Era dia primeiro de setembro, em um fim de tarde fresco de verão. Porém, mesmo perante
essa paz proporcionada por Yaradan, a confusão se tornara nítida no palácio imperial, o que
se é compreensível já que não é sempre que um evento deste tamanho acontecia. Os
pobres servos mal sabiam que suas dores de cabeça apenas se intensificariam com o caos
que viria ao cair da noite.

Aviso desde já, meus caros leitores, que é aqui onde as coisas começam a ficar
interessantes, ah, este foi um dia de tirar o fôlego! Lembro-me como se fosse ontem, o
salão Lírio do Vale estava cheio, nobres de todo o império estavam presentes, sem contar
os que vieram dos reinos vizinhos, como a realeza de Denzel. Todos reunidos para
prestigiar o aniversário de vinte anos da terceira e do quarto príncipe, ou melhor… sejamos
sinceros, estavam reunidos mais por serem extremamente sedentos de novidades do que
por qualquer outra razão.

Uma pequena banda tocava em algum canto, mas o som que reinava era o das vozes dos
convidados. Escute bem o que lhe digo, não há propaganda melhor para um baile do que
um evento que decidirá o futuro de toda uma nação. Todos falavam sobre a grande Disputa
do Trono que se aproximava, apostavam qual dos seis filhos participantes do imperador iria
se tornar o novo governante, estavam usando dessa festa para agregar mais informações
antes de suas conclusões finais.

Até esse ponto do evento haviam apenas quatro, dos famosos sete príncipes e princesas,
presentes no salão. O primeiro príncipe, Roman, que chamava a atenção com a habilidade
de esconder sua frieza por trás de um sorriso encantador; o segundo príncipe Thomaz, que
não podia ver uma pobre dama desavisada que já iria para cima como um cachorro em
época de acasalamento; também havia a segunda princesa, Haliana, sempre com seu
orgulho nas alturas e coberta das jóias e tecidos mais luxuosos vindos diretamente do
continente Cald, como ela amava ressaltar; e por último, mas não menos importante, tinha
Aaron que… bem, só era ele mesmo, ninguém sabia muito sobre o terceiro príncipe, apenas
que ele havia abdicado de seu direito ao trono e que construiu uma muralha em sua volta
que nem seus irmãos conseguiam ultrapassar.

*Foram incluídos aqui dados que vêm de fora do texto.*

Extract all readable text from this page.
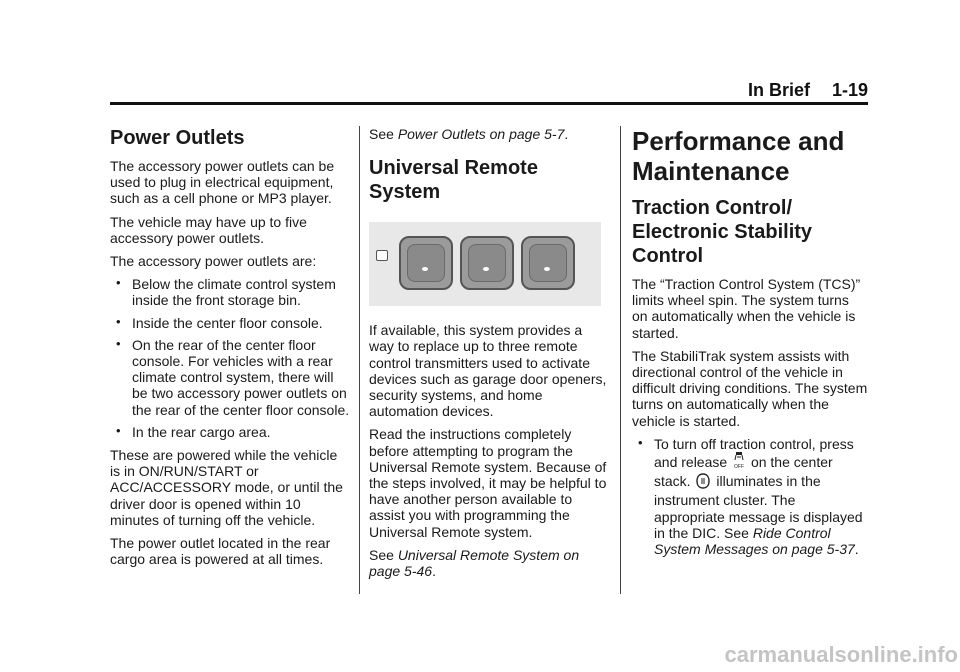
In Brief 1-19
Power Outlets

The accessory power outlets can be used to plug in electrical equipment, such as a cell phone or MP3 player.

The vehicle may have up to five accessory power outlets.

The accessory power outlets are:

• Below the climate control system inside the front storage bin.
• Inside the center floor console.
• On the rear of the center floor console. For vehicles with a rear climate control system, there will be two accessory power outlets on the rear of the center floor console.
• In the rear cargo area.

These are powered while the vehicle is in ON/RUN/START or ACC/ACCESSORY mode, or until the driver door is opened within 10 minutes of turning off the vehicle.

The power outlet located in the rear cargo area is powered at all times.

See Power Outlets on page 5-7.

Universal Remote System

If available, this system provides a way to replace up to three remote control transmitters used to activate devices such as garage door openers, security systems, and home automation devices.

Read the instructions completely before attempting to program the Universal Remote system. Because of the steps involved, it may be helpful to have another person available to assist you with programming the Universal Remote system.

See Universal Remote System on page 5-46.

Performance and Maintenance
Traction Control/ Electronic Stability Control

The “Traction Control System (TCS)” limits wheel spin. The system turns on automatically when the vehicle is started.

The StabiliTrak system assists with directional control of the vehicle in difficult driving conditions. The system turns on automatically when the vehicle is started.

• To turn off traction control, press and release OFF on the center stack. illuminates in the instrument cluster. The appropriate message is displayed in the DIC. See Ride Control System Messages on page 5-37.
carmanualsonline.info
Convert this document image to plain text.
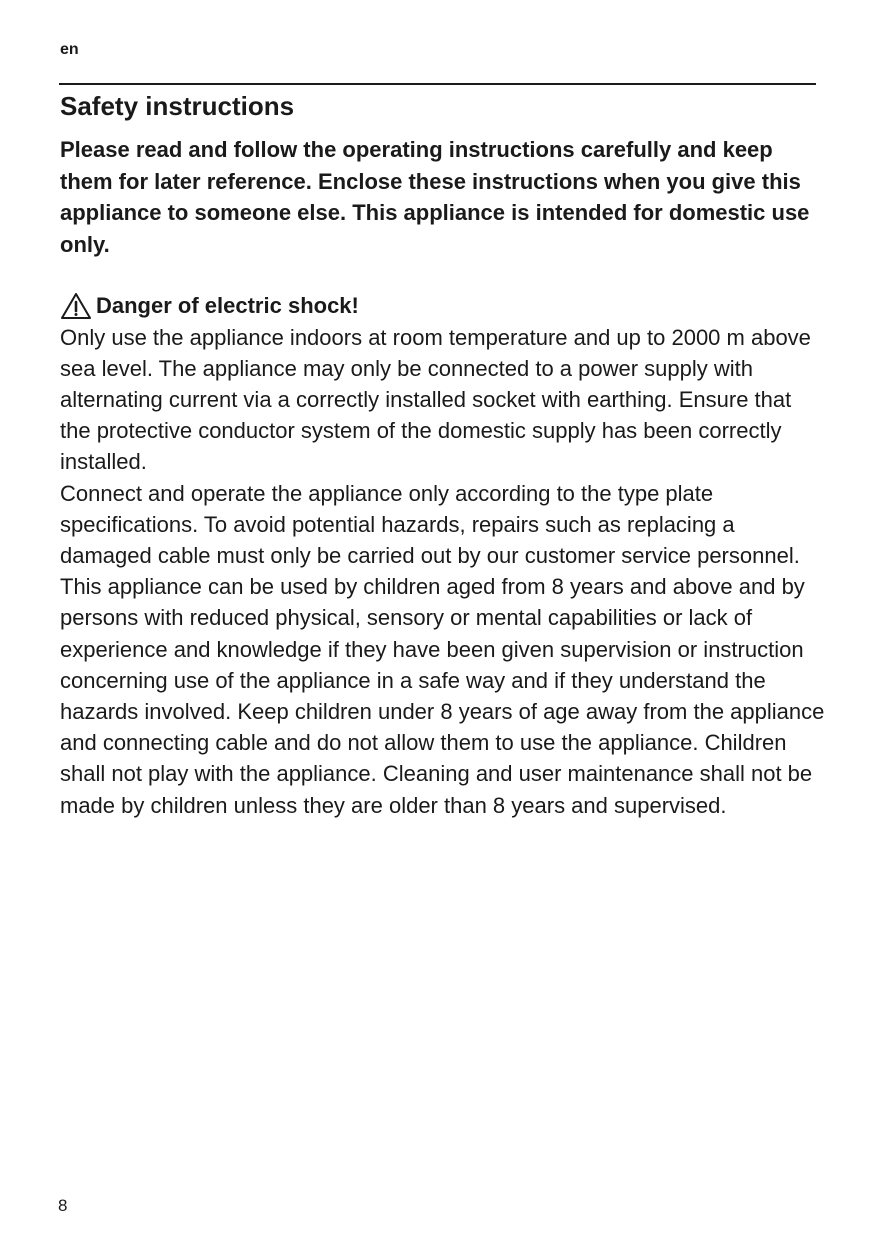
en
Safety instructions

Please read and follow the operating instructions carefully and keep them for later reference. Enclose these instructions when you give this appliance to someone else. This appliance is intended for domestic use only.

Danger of electric shock!

Only use the appliance indoors at room temperature and up to 2000 m above sea level. The appliance may only be connected to a power supply with alternating current via a correctly installed socket with earthing. Ensure that the protective conductor system of the domestic supply has been correctly installed.

Connect and operate the appliance only according to the type plate specifications. To avoid potential hazards, repairs such as replacing a damaged cable must only be carried out by our customer service personnel.

This appliance can be used by children aged from 8 years and above and by persons with reduced physical, sensory or mental capabilities or lack of experience and knowledge if they have been given supervision or instruction concerning use of the appliance in a safe way and if they understand the hazards involved. Keep children under 8 years of age away from the appliance and connecting cable and do not allow them to use the appliance. Children shall not play with the appliance. Cleaning and user maintenance shall not be made by children unless they are older than 8 years and supervised.

8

Eles eram o foco principal, todos observavam-nos atentamente, cada fala, ação, até a forma
como mastigavam a comida, ninguém queria se dar mal por ter votado no príncipe errado
novamente. Isso persistiu até o arauto real elevar sua voz e dizer:

- Primeira princesa, Jeanine Hella Axwell, e seu acompanhante, o jovem duque,


Arthur Von Kirsten!

Como num passe de mágica, todo o salão silenciou e virou-se para a grande porta dupla no
alto da escadaria, a luz do lustre, que reproduzia lírios pendentes feitos de ouro, refletia na
madeira escura. Quando os guardas puxaram as maçanetas revelou-se um vestido leve,
comprido e preto como uma noite sem lua, com um decote em V revelando a pele branca
da princesa, mangas de tule preto saíam dos ombros e esticavam-se até os pulsos, saltos
pretos cravejados de pedrarias e cabelos negros e brilhantes… por mais que seja curioso
para muitos, todos já estávamos acostumados com isso, essa era sua cor, a princesa
sempre usara preto em eventos, a única coisa que fugia desta paleta monocromática era
seu clássico batom vermelho. O homem ao seu lado também não deixava a desejar quando
o assunto era beleza, o filho do duque era alto e charmoso, seus olhos da cor de safiras
encantavam quem os encarasse e seu cabelo ondulado era de um tom escuro de castanho,
assemelhando-se a mogno.

Eles caminhavam calma e elegantemente, se podia ouvir alguns sussurros dizendo, por
exemplo, como formavam um casal esplêndido, que os filhos seriam lindos, além de como a
primeira princesa tinha a postura de uma verdadeira imperatriz, sobre seus olhos dourados
como ouro derretido, e também havia quem a criticava duramente, em sua maioria, eram
aristocratas menores que tentavam achar defeitos na primogênita perfeita de Axwell.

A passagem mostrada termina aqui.